Défiance PAROLE PUBLIQUE nov. 2021

Eddy Fougier, politologue

Eddy Fougier
Politologue

Cet article a été publié dans la revue PAROLE PUBLIQUE n°28 de novembre 2021 à découvrir ici

Les enquêtes d’opinion tendent à indiquer que les Français figurent bien souvent parmi les habitants des pays développés qui se montrent les plus défiants vis-à-vis des institutions publiques, des responsables et des partis politiques, de la mondialisation, de l’Union européenne, des médias, des vaccins ou, récemment, de la gestion de la crise de la Covid-19. Les élites, qu’elles soient politiques, administratives ou médiatiques, et les acteurs économiques en sont bien conscients. Et pourtant, la situation ne semble guère évoluer. Faut-il en conclure que les Français sont d’irréductibles « Gaulois réfractaires » ou bien « 66 millions de procureurs » comme a pu l’affirmer Emmanuel Macron ? Sans doute pas.

Il convient en premier lieu de reconnaître que cette défiance est multiforme.

Celles et ceux qui expriment une forme de défiance sont, en effet, loin d’avoir les mêmes motivations. Certains peuvent avoir une motivation de nature militante ou idéologique, d’autres sont mus par la défense d’intérêts, quels qu’ils soient, et enfin les derniers réagissent ainsi avant tout en fonction d’affects (au premier rang desquels figurent la peur, le ressentiment et le sentiment d’être méprisé). Il est aussi évident que ces motivations peuvent se recouper en partie. Il n’est pas toujours facile de faire la part, en effet, entre idéologie et intérêt.

Prenons le cas de la mondialisation, par exemple. Celle-ci suscite une contestation de la part de groupes qui rejettent d’un point de vue idéologique ce qu’ils appellent la « mondialisation libérale » ou encore le « capitalisme globalisé », mais aussi de la part d’individus ou de corporations qui pâtissent d’un point de vue économique de l’ouverture des frontières (on peut penser à certains agriculteurs par exemple) et enfin de la part de personnes et de groupes sociaux qui voient ce processus comme un facteur d’insécurité économique et social avec un risque de perte d’emploi (délocalisations) ou même d’insécurité culturelle (flux migratoires). Il en est de même par exemple pour la question de la viande. Des individus et des groupes, au nom de leur vision végane et/ou antispéciste, vont rejeter l’idée même d’élevage. Différents acteurs économiques, qui développent des substituts de viande à base végétale ou à base de cellules souches, eux, critiquent la production de viande principalement parce que cela correspond à leurs intérêts.

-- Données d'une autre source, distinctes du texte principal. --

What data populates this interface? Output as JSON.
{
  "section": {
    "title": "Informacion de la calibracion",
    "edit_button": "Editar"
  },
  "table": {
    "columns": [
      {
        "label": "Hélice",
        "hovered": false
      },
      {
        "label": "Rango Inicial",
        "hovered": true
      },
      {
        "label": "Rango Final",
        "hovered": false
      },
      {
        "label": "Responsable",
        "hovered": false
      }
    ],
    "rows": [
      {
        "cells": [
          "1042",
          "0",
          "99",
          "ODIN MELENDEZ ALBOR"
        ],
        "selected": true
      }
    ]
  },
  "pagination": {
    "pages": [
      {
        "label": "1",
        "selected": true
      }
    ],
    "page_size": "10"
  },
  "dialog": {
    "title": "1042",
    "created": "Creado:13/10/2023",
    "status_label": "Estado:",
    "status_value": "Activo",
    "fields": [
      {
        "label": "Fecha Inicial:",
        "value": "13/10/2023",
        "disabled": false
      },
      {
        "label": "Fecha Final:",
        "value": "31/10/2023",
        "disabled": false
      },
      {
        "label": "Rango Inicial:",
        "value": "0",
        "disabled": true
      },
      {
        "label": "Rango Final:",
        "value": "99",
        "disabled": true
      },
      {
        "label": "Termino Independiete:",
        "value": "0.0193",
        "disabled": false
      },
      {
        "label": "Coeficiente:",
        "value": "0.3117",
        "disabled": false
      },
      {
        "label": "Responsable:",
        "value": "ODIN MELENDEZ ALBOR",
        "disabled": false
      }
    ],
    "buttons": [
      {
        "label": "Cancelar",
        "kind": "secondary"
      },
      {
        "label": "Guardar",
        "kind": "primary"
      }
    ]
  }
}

Et puis, il y a celles et ceux qui craignent que la consommation de viande ne soit nocive à leur santé ou qui sont émotionnellement affectés par les vidéos de L214.

Il convient en premier lieu de reconnaître que cette défiance est multiforme.

La contestation ou la défiance idéologique est généralement véhiculée par des partis politiques, des syndicats, des organisations de la société civile (ONG, associations, collectifs), des médias et des journalistes engagés, des leaders d’opinion, mais aussi par des groupes minoritaires souvent très actifs et très déterminés (LGBT+, féministes radicaux, végans/antispécistes, indigénistes/décoloniaux, écologistes radicaux/collapsologues…). Ils expriment la plupart du temps une critique d’abord au nom de valeurs, de convictions et de visions du monde. Ce type de contestation est généralement le fait de personnes qui ont un capital culturel élevé. Elles correspondent aux Anywhere de David Goodhart1 et aux « 20 % » de Monique Dagnaud et Jean-Laurent Cassely2, à savoir les diplômés de l’enseignement supérieur qui représentent environ 20 % de la population des pays développés et plus précisément à ce qu’ils qualifient d’alter-élite pour désigner les partisans du « changement socioculturel et environnemental ». Enfin, cette contestation est très souvent visible dans l’espace public (médias traditionnels, édition, réseaux sociaux numériques…) car elle est le fait de groupes et d’individus qui ont les ressources et les compétences pour y avoir accès assez facilement. Elle apparaît la plupart du temps extrêmement clivante : on est sympathisant de la cause ou on s’y oppose pour des raisons de nature idéologique.

Cette contestation est souvent plutôt méprisée car elle est communément assimilée à une défense égoïste d’intérêts privés ou individuels.

La seconde forme de contestation et de défiance est fondée sur la défense d’intérêts.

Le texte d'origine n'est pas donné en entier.